By C. Julia Nelson

Three private Buckhead schools have entered into a partnership to become greener and more sustainable.

It all began in December when The Lovett School, Pace Academy and The Galloway School were among the inaugural recipients of Grants to Green, a program developed by the Southface Energy Institute, the Community Foundation for Greater Atlanta and Enterprise Community Partners. Southface administers the program, which received funding from the Kendeda Foundation.

“Sustainability has to become an underlying part of our culture,” said rising Lovett sophomore Ashley Dalton, 15, who serves on the school’s sustainability committee. “It’s not just about recycling. It’s about reducing use and not taking more than you need. It’s not just something reserved for special classes and special days, like Earth Day.”

Southface spokeswoman Ku’ulei Sako said the grant initiative, formerly known as the Sustainable Nonprofits project, began in 2007.

“The goal is to help advance the Atlanta nonprofit community toward social, ecological and economic sustainability,” she said.

Each school will receive thousands of dollars in professional services from Southface experts who handle sustainability projects in homes, offices and communities daily. Southface will create a plan for each school, taking into consideration the needs that school identifies.

The schools are encouraged to apply for further Kendeda Foundation funding to implement the plans.

“This was a collaborative initiative to work together to tackle a critical issue,” said Lauren Welsh, the vice president of marketing and communications for the Community Foundation. “We can help them have less of an environmental impact with their structures.”

Through Grants to Green, the schools discovered common ground and are working to support one another’s long-term plans to become more eco-friendly campuses.

Sharing ideas

The three schools held a daylong brainstorming session this spring at Lovett, at 4075 Paces Ferry Road, N.W. Students, faculty, staff and parents from each school met with Southface to discuss transportation, paper procurement/purchasing and educational programs.

“We try to accelerate everyone’s learning curve toward sustainability,” said Susan Garrett, a Southface manager of sustainability initiatives. “We thought, ‘Wouldn’t it be great if we gave each school a service and brought them together to learn from each other — to create peer learning and synergy in efforts toward sustainability?’ ”

Bill Dunkel, the Lovett headmaster, initiated the sustainability committee at the school about a year ago. He said the brainstorming session provided a rare opportunity for the schools to share ideas.

Garrett said each school came to the table with a need: a campuswide sustainability plan at Lovett; a transportation plan at Pace; and better paper procurement at Galloway. The schools also explored opportunities for joint projects.

“It was very helpful because the people from Pace and Galloway were really committed to sustainability and had some experience in fostering sustainability at their schools,” Dunkel said.
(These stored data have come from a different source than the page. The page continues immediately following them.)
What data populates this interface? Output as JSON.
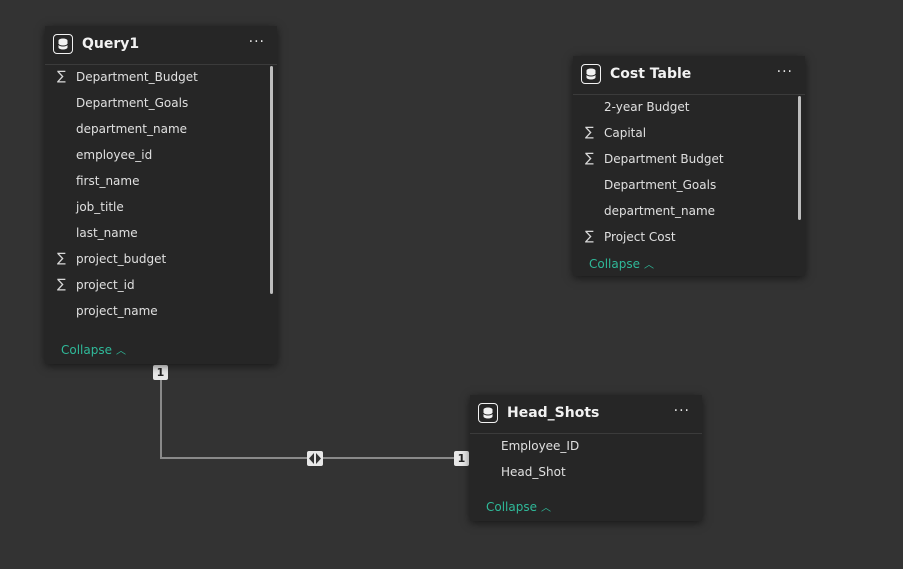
{
  "tables": {
    "query1": {
      "title": "Query1",
      "fields": [
        {
          "name": "Department_Budget",
          "sigma": true
        },
        {
          "name": "Department_Goals",
          "sigma": false
        },
        {
          "name": "department_name",
          "sigma": false
        },
        {
          "name": "employee_id",
          "sigma": false
        },
        {
          "name": "first_name",
          "sigma": false
        },
        {
          "name": "job_title",
          "sigma": false
        },
        {
          "name": "last_name",
          "sigma": false
        },
        {
          "name": "project_budget",
          "sigma": true
        },
        {
          "name": "project_id",
          "sigma": true
        },
        {
          "name": "project_name",
          "sigma": false
        }
      ],
      "collapse_label": "Collapse"
    },
    "cost_table": {
      "title": "Cost Table",
      "fields": [
        {
          "name": "2-year Budget",
          "sigma": false
        },
        {
          "name": "Capital",
          "sigma": true
        },
        {
          "name": "Department Budget",
          "sigma": true
        },
        {
          "name": "Department_Goals",
          "sigma": false
        },
        {
          "name": "department_name",
          "sigma": false
        },
        {
          "name": "Project Cost",
          "sigma": true
        }
      ],
      "collapse_label": "Collapse"
    },
    "head_shots": {
      "title": "Head_Shots",
      "fields": [
        {
          "name": "Employee_ID",
          "sigma": false
        },
        {
          "name": "Head_Shot",
          "sigma": false
        }
      ],
      "collapse_label": "Collapse"
    }
  },
  "relationship": {
    "from_cardinality": "1",
    "to_cardinality": "1",
    "direction_icon": "bidirectional-filter-icon"
  },
  "symbols": {
    "sigma": "∑",
    "more": "···",
    "chevron_up": "︿"
  },
  "colors": {
    "canvas": "#333333",
    "card": "#262626",
    "accent": "#2fb999",
    "line": "#8a8a8a"
  }
}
Galloway’s head of school, Tom Brereton, said he school hopes to keep sharing ideas and processes with Lovett and Pace. The daylong session, he said, “was very informative and was the beginning of a collaborative effort.”

Sustainable futures

Southface will share its comprehensive sustainability plan for Lovett and the results of the procurement and transportation analyses for Galloway and Pace with each of the schools.
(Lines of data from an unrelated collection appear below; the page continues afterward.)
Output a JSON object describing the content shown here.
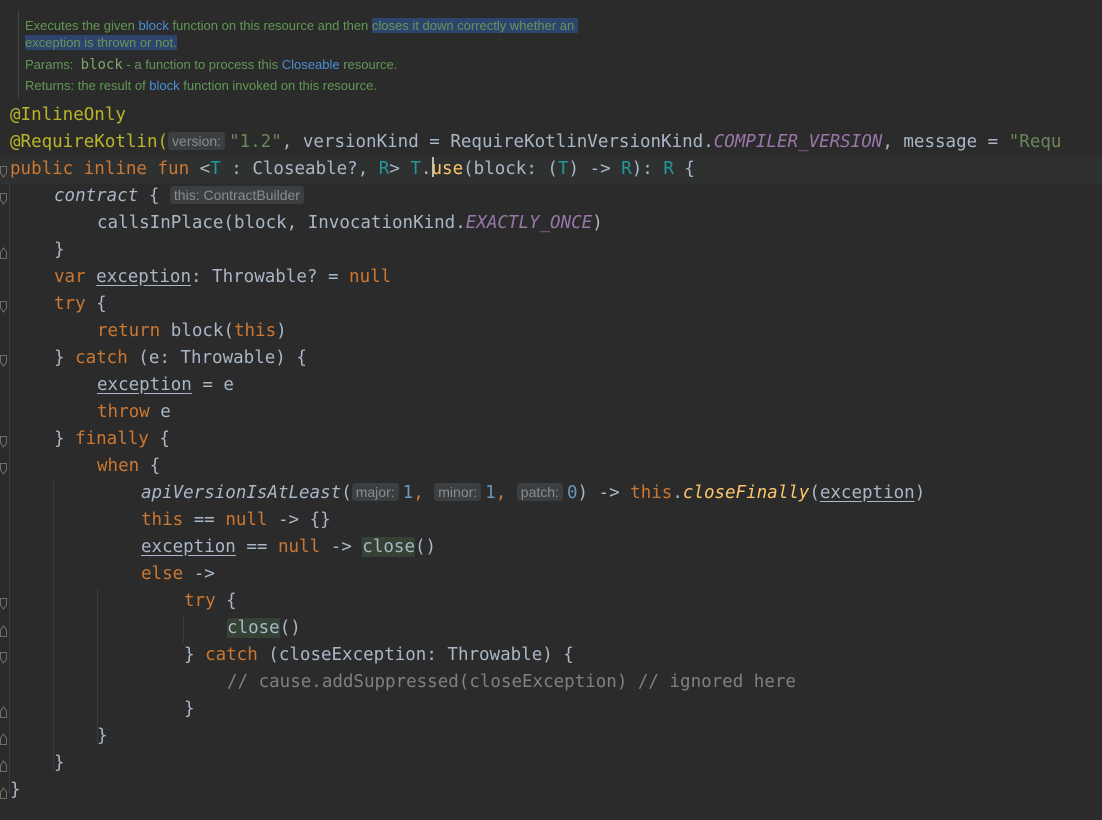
{
  "doc": {
    "line1_pre": "Executes the given ",
    "line1_link": "block",
    "line1_mid": " function on this resource and then ",
    "line1_sel": "closes it down correctly whether an ",
    "line2_sel": "exception is thrown or not.",
    "params_label": "Params: ",
    "params_name": "block",
    "params_mid": " - a function to process this ",
    "params_link": "Closeable",
    "params_end": " resource.",
    "returns_label": "Returns: ",
    "returns_pre": "the result of ",
    "returns_link": "block",
    "returns_end": " function invoked on this resource."
  },
  "code": {
    "ann1": "@InlineOnly",
    "ann2": "@RequireKotlin(",
    "hint_version": "version:",
    "ver_str": "\"1.2\"",
    "ann2_mid": ", versionKind = RequireKotlinVersionKind.",
    "ann2_const": "COMPILER_VERSION",
    "ann2_tail": ", message = ",
    "ann2_str": "\"Requ",
    "sig_kw": "public inline fun ",
    "sig_lt": "<",
    "sig_T": "T",
    "sig_mid": " : Closeable?, ",
    "sig_R": "R",
    "sig_gt": "> ",
    "sig_T2": "T",
    "sig_dot": ".",
    "sig_fn": "use",
    "sig_p1": "(block: (",
    "sig_T3": "T",
    "sig_p2": ") -> ",
    "sig_R2": "R",
    "sig_p3": "): ",
    "sig_R3": "R",
    "sig_end": " {",
    "contract": "contract",
    "contract_brace": " { ",
    "hint_this": "this: ContractBuilder",
    "calls_pre": "callsInPlace(block, InvocationKind.",
    "calls_const": "EXACTLY_ONCE",
    "calls_end": ")",
    "close_brace": "}",
    "var_kw": "var ",
    "var_name": "exception",
    "var_type": ": Throwable? = ",
    "var_null": "null",
    "try_kw": "try",
    "open_brace": " {",
    "return_kw": "return ",
    "return_call": "block(",
    "return_this": "this",
    "return_end": ")",
    "catch_pre": "} ",
    "catch_kw": "catch",
    "catch_args": " (e: Throwable) {",
    "assign_name": "exception",
    "assign_rest": " = e",
    "throw_kw": "throw",
    "throw_rest": " e",
    "finally_pre": "} ",
    "finally_kw": "finally",
    "when_kw": "when",
    "api_fn": "apiVersionIsAtLeast",
    "api_open": "(",
    "hint_major": "major:",
    "major_val": "1",
    "comma": ", ",
    "hint_minor": "minor:",
    "minor_val": "1",
    "hint_patch": "patch:",
    "patch_val": "0",
    "api_arrow": ") -> ",
    "api_this": "this",
    "api_dot": ".",
    "api_cf": "closeFinally",
    "api_paren_o": "(",
    "api_exc": "exception",
    "api_paren_c": ")",
    "this_kw": "this",
    "eq": " == ",
    "null_kw": "null",
    "arrow_empty": " -> {}",
    "exc_name": "exception",
    "arrow": " -> ",
    "close_call": "close",
    "parens": "()",
    "else_kw": "else",
    "else_arrow": " ->",
    "catch2_args": " (closeException: Throwable) {",
    "comment": "// cause.addSuppressed(closeException) // ignored here"
  }
}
“Each school is in a different place in their sustainability efforts,” Garrett said. “They will need to decide what makes sense for them to do over the next three to five years.”
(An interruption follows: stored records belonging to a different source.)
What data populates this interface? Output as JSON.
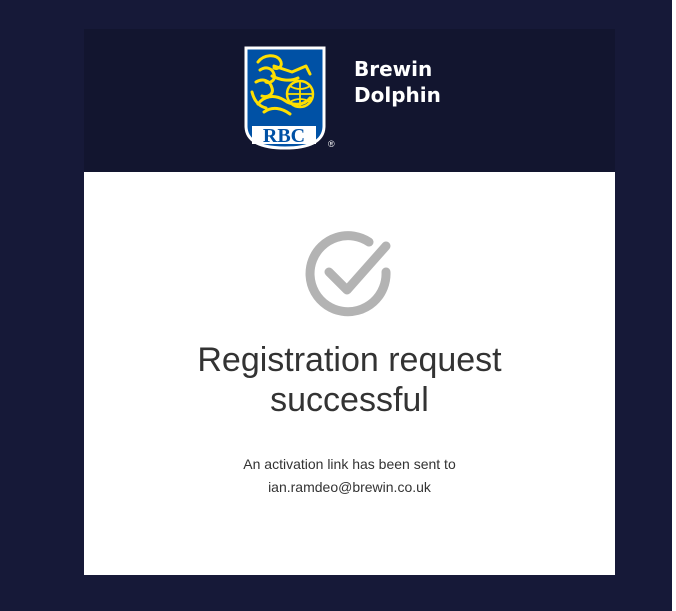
{
  "brand": {
    "logo_text": "RBC",
    "name_line1": "Brewin",
    "name_line2": "Dolphin",
    "registered_mark": "®"
  },
  "colors": {
    "page_background": "#161938",
    "header_background": "#12152f",
    "shield_blue": "#0051a5",
    "shield_gold": "#fedf01",
    "check_gray": "#b3b3b3",
    "text": "#333333"
  },
  "success": {
    "icon": "check-circle-icon",
    "title_line1": "Registration request",
    "title_line2": "successful",
    "message_line1": "An activation link has been sent to",
    "email": "ian.ramdeo@brewin.co.uk"
  }
}
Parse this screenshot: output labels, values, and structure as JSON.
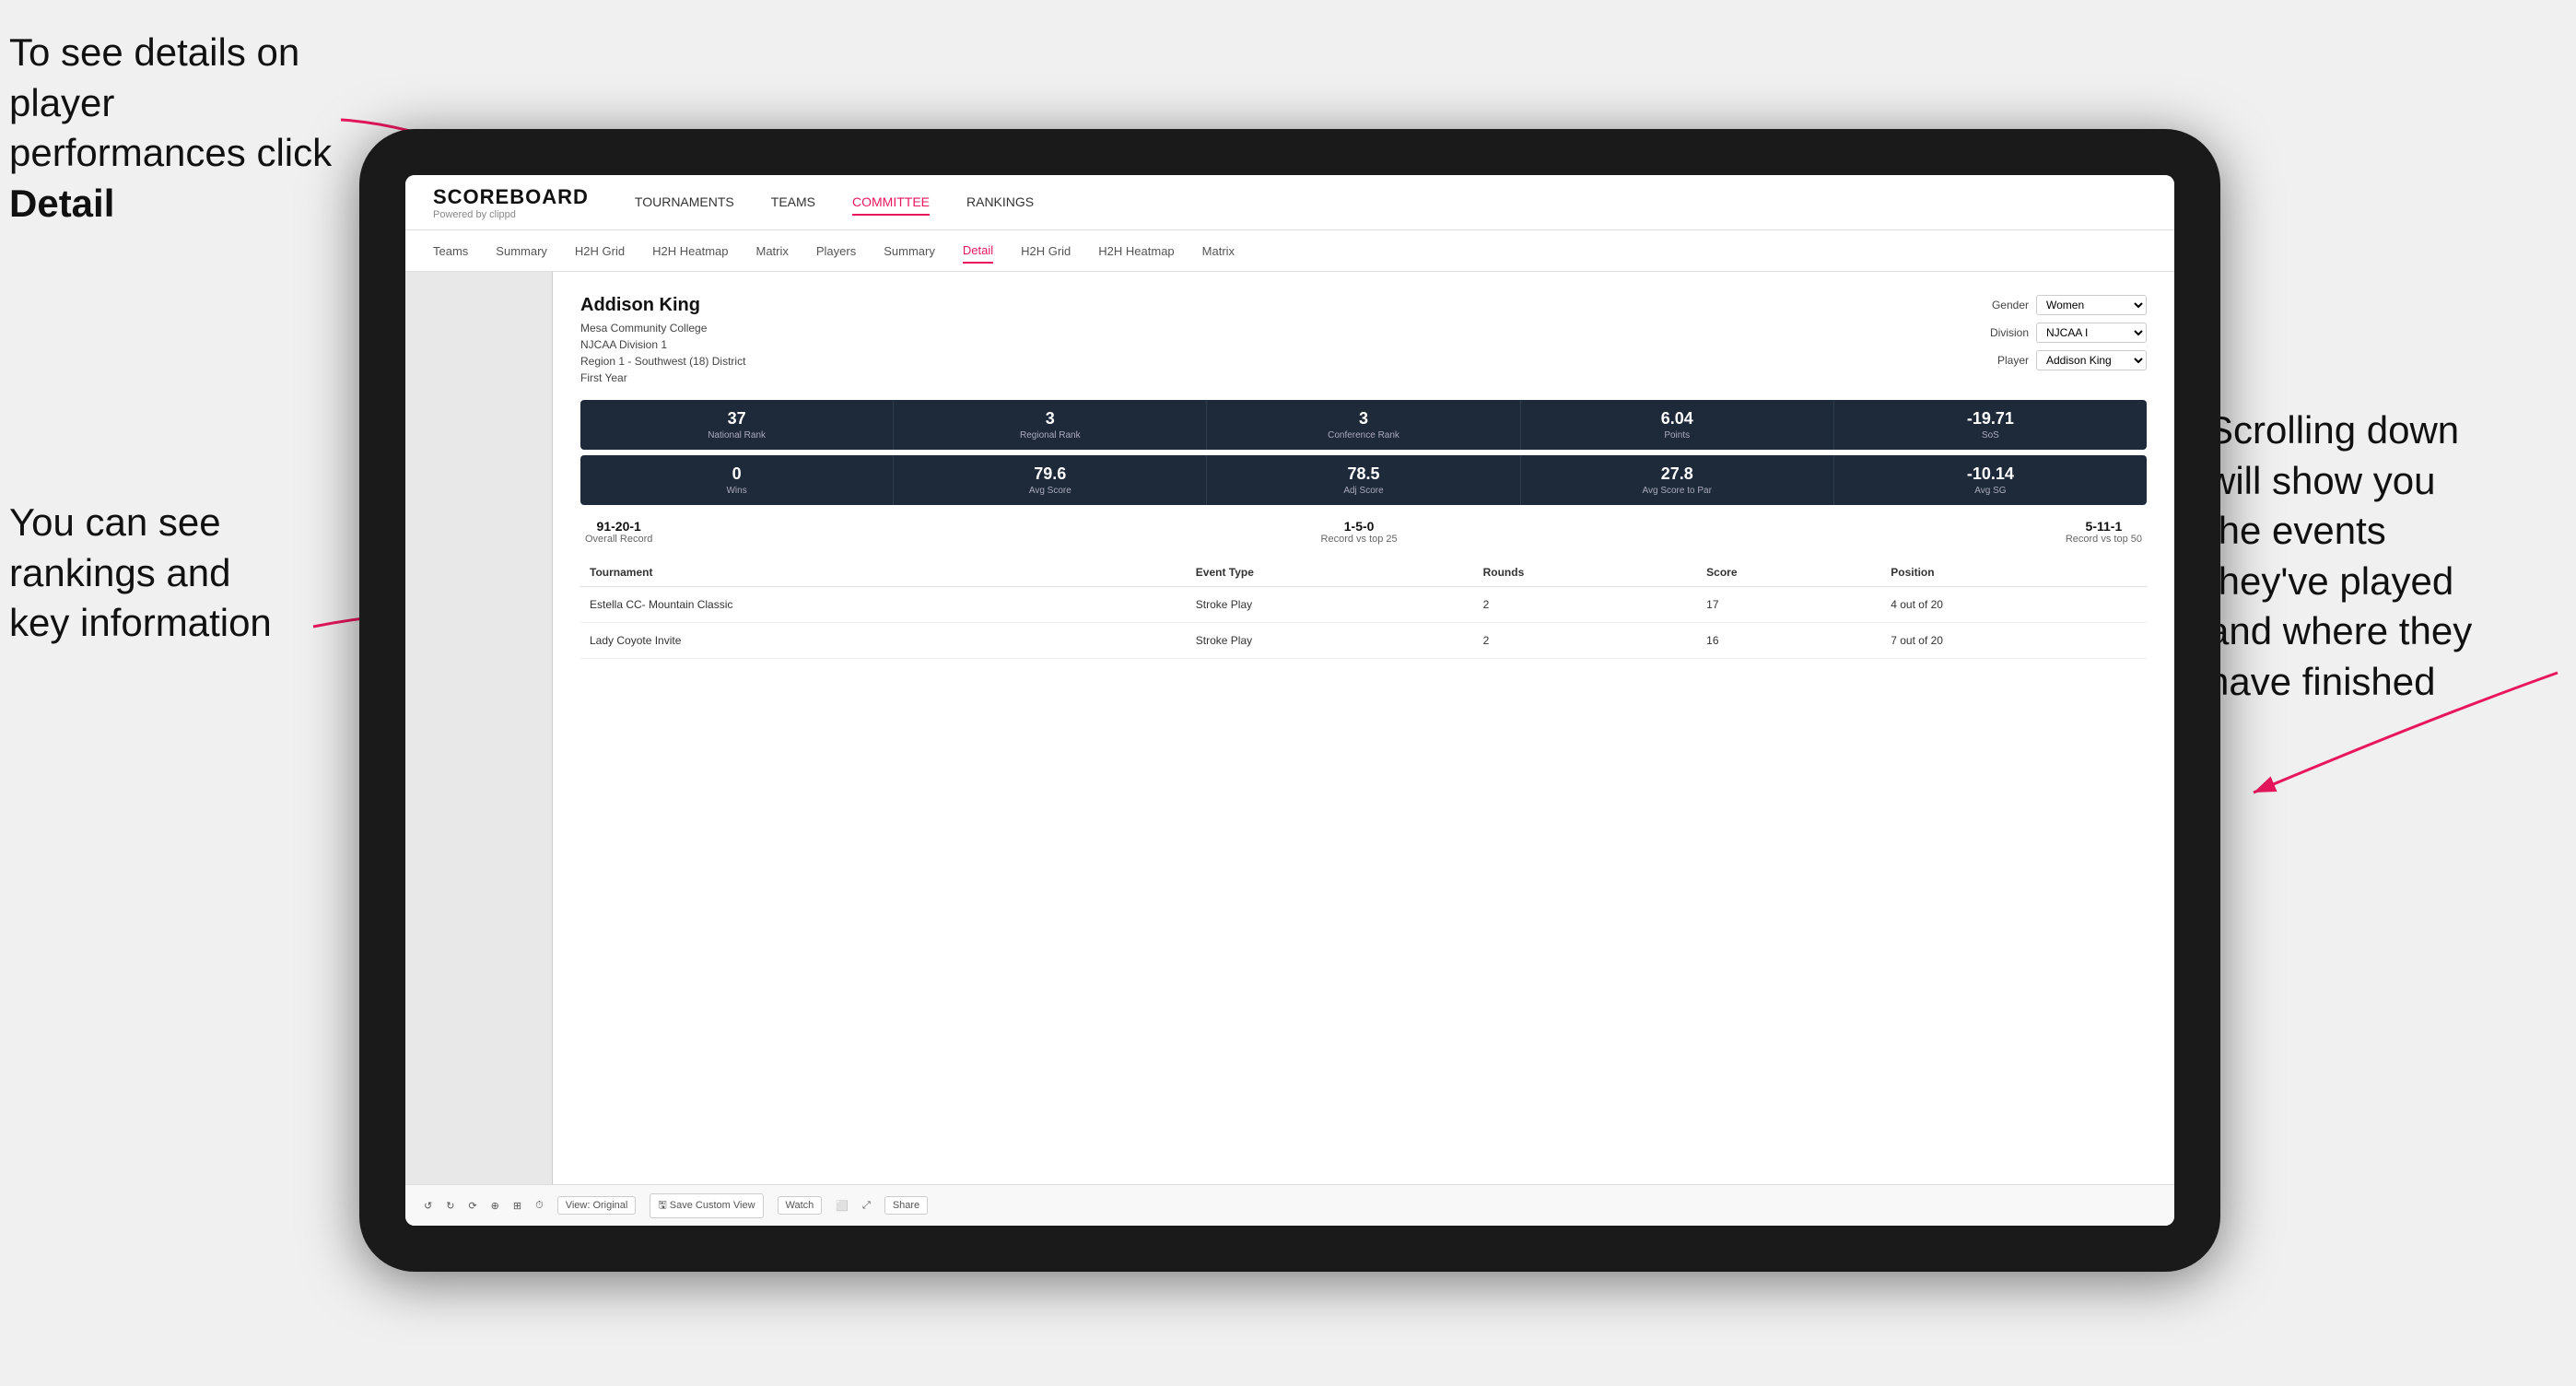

When each school is ready to implement the plans, likely in the fall, a second round of grants of up to $50,000 per school will kick in.

The project already has built a consensus among the schools to be partners in future sustainability efforts.

“We’re going to see more cooperation between the schools,” Dunkel said. “We’re considering purchasing services and materials cooperatively, which would give us more leverage.”